SageMakerConfig object has no attribute gpu_ids

Hello everyone,

I am trying to run the Dreambooth training example from the diffusers repo, on Sagemaker: diffusers/examples/dreambooth at main · huggingface/diffusers · GitHub

However I am getting the following error:

AttributeError: 'SageMakerConfig' object has no attribute 'gpu_ids'.

Here are the flags I am using:

export MODEL_NAME="CompVis/stable-diffusion-v1-4"
export INSTANCE_DIR="s3://instance-images"
export OUTPUT_DIR="/opt/ml/model"

accelerate launch train_dreambooth.py \
  --aws_access_key_id="XXXXXXXXXX" \
  --aws_secret_access_key="XXXXXXXX" \
  --pretrained_model_name_or_path=$MODEL_NAME  \
  --instance_data_dir=$INSTANCE_DIR \
  --output_dir=$OUTPUT_DIR \
  --with_prior_preservation --prior_loss_weight=1.0 \
  --instance_prompt="a photo of sks cat" \
  --class_prompt="a photo of cat" \
  --resolution=512 \
  --train_batch_size=1 \
  --gradient_accumulation_steps=1 \
  --learning_rate=5e-6 \
  --lr_scheduler="constant" \
  --lr_warmup_steps=0 \
  --num_class_images=200 \
  --max_train_steps=800

and here is the output of my accelerate config file:

base_job_name: accelerate-sagemaker-1
compute_environment: AMAZON_SAGEMAKER
distributed_type: 'NO'
ec2_instance_type: ml.p3.2xlarge
iam_role_name: accelerate_sagemaker_execution_role
image_uri: null
mixed_precision: FP16
num_machines: 1
profile: null
py_version: py38
pytorch_version: 1.10.2
region: us-east-1
sagemaker_inputs_file: null
sagemaker_metrics_file: null
transformers_version: 4.17.0
use_cpu: false

Any clues on what I could be doing wrong?
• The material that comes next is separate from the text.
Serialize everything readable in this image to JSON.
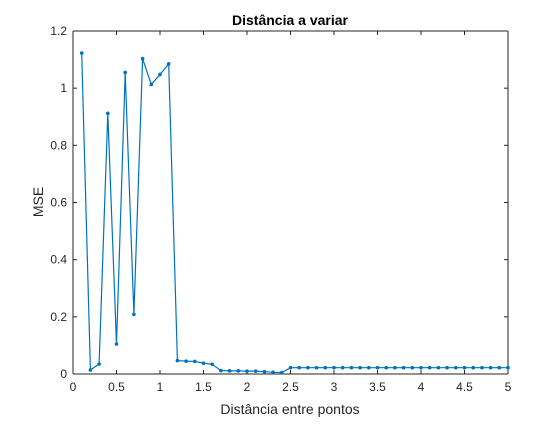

To zoom out, what I am trying to achieve is fine-tune Dreambooth on Sagemaker and save the resulting artifacts on S3.

Thank you for your time and assistance! :hugs:

Whats your version of accelerate?

Version: 0.14.0.dev0

Thanks @jadechip, can you try using accelerate installed via:

pip install git+https://github.com/huggingface/accelerate@fix-config

please? Thank you! :slight_smile:

1 Like

@muellerzr Thank you so much for your help with this! The version you mention, and also version accelerate==0.12.0 both worked, so there might be something wrong with the 0.14.0.dev0 build.

1 Like

This has now been solved on main :slight_smile: thanks for your patience!